In a report dated June 26, J.P. Morgan said some companies are disclosing “increased production” from Southeast Asia in the first half of the year, while others indicated shifting supply chains in the second half or next year.

Based on its “text mining analysis” of company transcripts, J.P. Morgan said 8 percent of firms that decided to move their operations to Southeast Asia mentioned the Philippines.

Aside from the Philippines, Indonesia and Cambodia also received 8 percent mentions each within the region.

Meanwhile, Vietnam remains the biggest gainer with 47 percent of mentions from companies that disclosed relocation geography. 

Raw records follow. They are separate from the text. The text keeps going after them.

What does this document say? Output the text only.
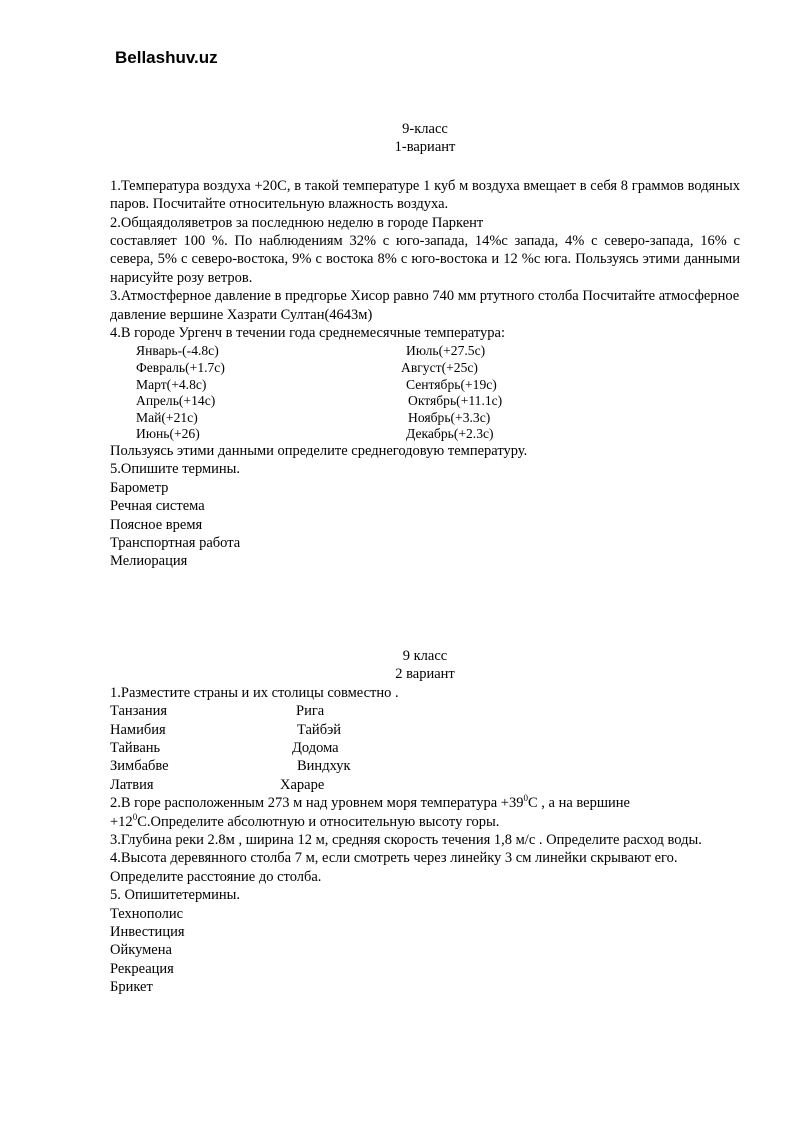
Bellashuv.uz

9-класс

1-вариант

1.Температура воздуха +20С, в такой температуре 1 куб м воздуха вмещает в себя 8 граммов водяных паров. Посчитайте относительную влажность воздуха.

2.Общаядоляветров за последнюю неделю в городе Паркент

составляет 100 %. По наблюдениям 32% с юго-запада, 14%с запада, 4% с северо-запада, 16% с севера, 5% с северо-востока, 9% с востока 8% с юго-востока и 12 %с юга. Пользуясь этими данными нарисуйте розу ветров.

3.Атмостферное давление в предгорье Хисор равно 740 мм ртутного столба Посчитайте атмосферное давление вершине Хазрати Султан(4643м)

4.В городе Ургенч в течении года среднемесячные температура:

Январь-(-4.8с)	Июль(+27.5с)
Февраль(+1.7с)	Август(+25с)
Март(+4.8с)	Сентябрь(+19с)
Апрель(+14с)	Октябрь(+11.1с)
Май(+21с)	Ноябрь(+3.3с)
Июнь(+26)	Декабрь(+2.3с)

Пользуясь этими данными определите среднегодовую температуру.

5.Опишите термины.

Барометр

Речная система

Поясное время

Транспортная работа

Мелиорация

9 класс

2 вариант

1.Разместите страны и их столицы совместно .

Танзания	Рига
Намибия	Тайбэй
Тайвань	Додома
Зимбабве	Виндхук
Латвия	Хараре

2.В горе расположенным 273 м над уровнем моря температура $+39^0С$ , а на вершине $+12^0С.Определите$ абсолютную и относительную высоту горы.

3.Глубина реки 2.8м , ширина 12 м, средняя скорость течения 1,8 м/с . Определите расход воды.

4.Высота деревянного столба 7 м, если смотреть через линейку 3 см линейки скрывают его. Определите расстояние до столба.

5. Опишитетермины.

Технополис

Инвестиция

Ойкумена

Рекреация

Брикет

Thailand received 5 percent mentions.

“In our view, the attractiveness of SE Asia as supply chain relocation geography is underpinned by large working-age populations, relatively low-cost wage structures and high skill levels,” J.P. Morgan said.

“We believe that optimism around the resolution of trade tensions has delayed plans of relocation. In our view, continuing trade tensions will lead to further supply chain shifts,” it added.

“On average, companies have indicated supply chain can shift in 2-3 quarters.”

World leaders kicked off one of their most high-stakes G20 meetings in years Friday. 

The most eagerly anticipated part of the meeting will be on Saturday when US President Donald Trump and Chinese President Xi Jinping hold their first face-to-face since the last G20, to thrash out a truce in a long-running trade war that has stymied the world economy.

Experts believe there is little chance of a full deal immediately, saying the best hope is for a truce that would avoid Washington imposing new tariffs and ramping up the conflict.

But even a truce is not guaranteed, with the Wall Street Journal reporting Thursday that Beijing will not agree to any deal unless Washington lifts its ban on Chinese telecoms firm Huawei.

Before arriving, Trump said China wanted a ceasefire because its economy was “going down the tubes”, appearing to also threaten another $325 billion in levies in addition to the $200 billion Washington has already imposed.

According to J.P. Morgan, companies evaluating supply chain shifts could increase if trade tensions are not resolved.

“SE Asia is seeing increased activity, but the bulk of relocation is yet to come. We believe the beneficiaries should be industrial estates, autos/auto components and Vietnam’s power generation names and port operators,” the investment bank said.

“Supply chain shifts can benefit Asean tech companies over the mid-term, but trade tensions present near-term risk,” it added.